Soft Computing for Knowledge Discovery and Data Mining,
(O. Maimon and L. Rokach, Editors), Springer, Heidelberg, Germany,
Part 4, Chapter 5, pp. 391-431, 2007.
by Huy Nguyen Anh Pham and Evangelos Triantaphyllou
Abstract:
Many classification studies often times conclude with a summary table which presents performance results
of applying various data mining approaches on different datasets. No single method outperforms all
methods all the time. Furthermore, the performance of a classification method in terms of its false-positive
and false-negative rates may be totally unpredictable. Attempts to minimize any of the previous two rates,
may lead to an increase on the other rate. If the model allows for new data to be deemed as unclassifiable
when there is not adequate information to classify them, then it is possible for the previous two error
rates to be very low but, at the same time, the rate of having unclassifiable new examples to be very high.

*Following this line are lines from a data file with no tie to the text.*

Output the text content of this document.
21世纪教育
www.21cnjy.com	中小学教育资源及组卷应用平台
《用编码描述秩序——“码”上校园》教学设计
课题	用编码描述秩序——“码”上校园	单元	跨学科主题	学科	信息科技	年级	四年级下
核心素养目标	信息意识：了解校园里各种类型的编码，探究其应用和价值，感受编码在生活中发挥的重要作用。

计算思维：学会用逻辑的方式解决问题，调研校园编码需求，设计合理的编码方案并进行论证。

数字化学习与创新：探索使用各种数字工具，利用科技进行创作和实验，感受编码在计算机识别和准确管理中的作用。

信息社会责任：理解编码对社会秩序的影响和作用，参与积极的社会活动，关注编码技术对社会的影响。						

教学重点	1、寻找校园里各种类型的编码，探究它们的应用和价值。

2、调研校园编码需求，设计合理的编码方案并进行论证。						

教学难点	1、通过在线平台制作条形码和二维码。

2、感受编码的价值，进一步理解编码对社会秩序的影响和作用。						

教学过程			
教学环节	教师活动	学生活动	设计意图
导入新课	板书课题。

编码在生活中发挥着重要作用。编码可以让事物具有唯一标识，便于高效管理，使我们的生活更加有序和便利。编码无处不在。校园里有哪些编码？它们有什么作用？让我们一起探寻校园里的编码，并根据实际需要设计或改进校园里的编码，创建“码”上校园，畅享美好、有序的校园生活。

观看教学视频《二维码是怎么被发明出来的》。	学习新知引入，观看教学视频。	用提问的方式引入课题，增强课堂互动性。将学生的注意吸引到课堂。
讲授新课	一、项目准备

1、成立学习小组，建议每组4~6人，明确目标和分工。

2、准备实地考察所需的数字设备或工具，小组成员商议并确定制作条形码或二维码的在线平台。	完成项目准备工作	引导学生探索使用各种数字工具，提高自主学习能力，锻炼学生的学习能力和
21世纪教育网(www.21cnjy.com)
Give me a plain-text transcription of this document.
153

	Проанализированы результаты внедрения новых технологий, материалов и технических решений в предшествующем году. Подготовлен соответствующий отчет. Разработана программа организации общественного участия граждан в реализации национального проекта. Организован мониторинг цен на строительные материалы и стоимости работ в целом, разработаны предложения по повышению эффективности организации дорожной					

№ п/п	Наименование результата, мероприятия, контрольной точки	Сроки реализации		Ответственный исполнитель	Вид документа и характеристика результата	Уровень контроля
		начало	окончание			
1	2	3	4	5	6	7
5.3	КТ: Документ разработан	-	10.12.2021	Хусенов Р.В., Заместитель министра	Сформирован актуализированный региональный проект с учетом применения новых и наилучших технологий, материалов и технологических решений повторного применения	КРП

The root to the above critical problem is the overfitting and overgeneralization behaviors of a given classification
approach when it is processing a particular dataset. Although the above situation is of fundamental
importance to data mining, it has not been studied from a comprehensive point of view.
Thus, this chapter analyzes the above issues in depth. It also proposes a new approach called the
Homogeneity-Based Algorithm (or HBA) for optimally controlling the previous three error rates.
This is done by first formulating an optimization problem. The key development in this chapter is based on
a special way for analyzing the space of the training data and then partitioning it according to the
data density of different regions of this space. Next, the classification task is pursued based on the
previous partitioning of the training space. In this way, the previous three error rates can be controlled
in a comprehensive manner. Some preliminary computational results seem to indicate that the proposed approach
has a significant potential to fill in a critical gap in current data mining methodologies.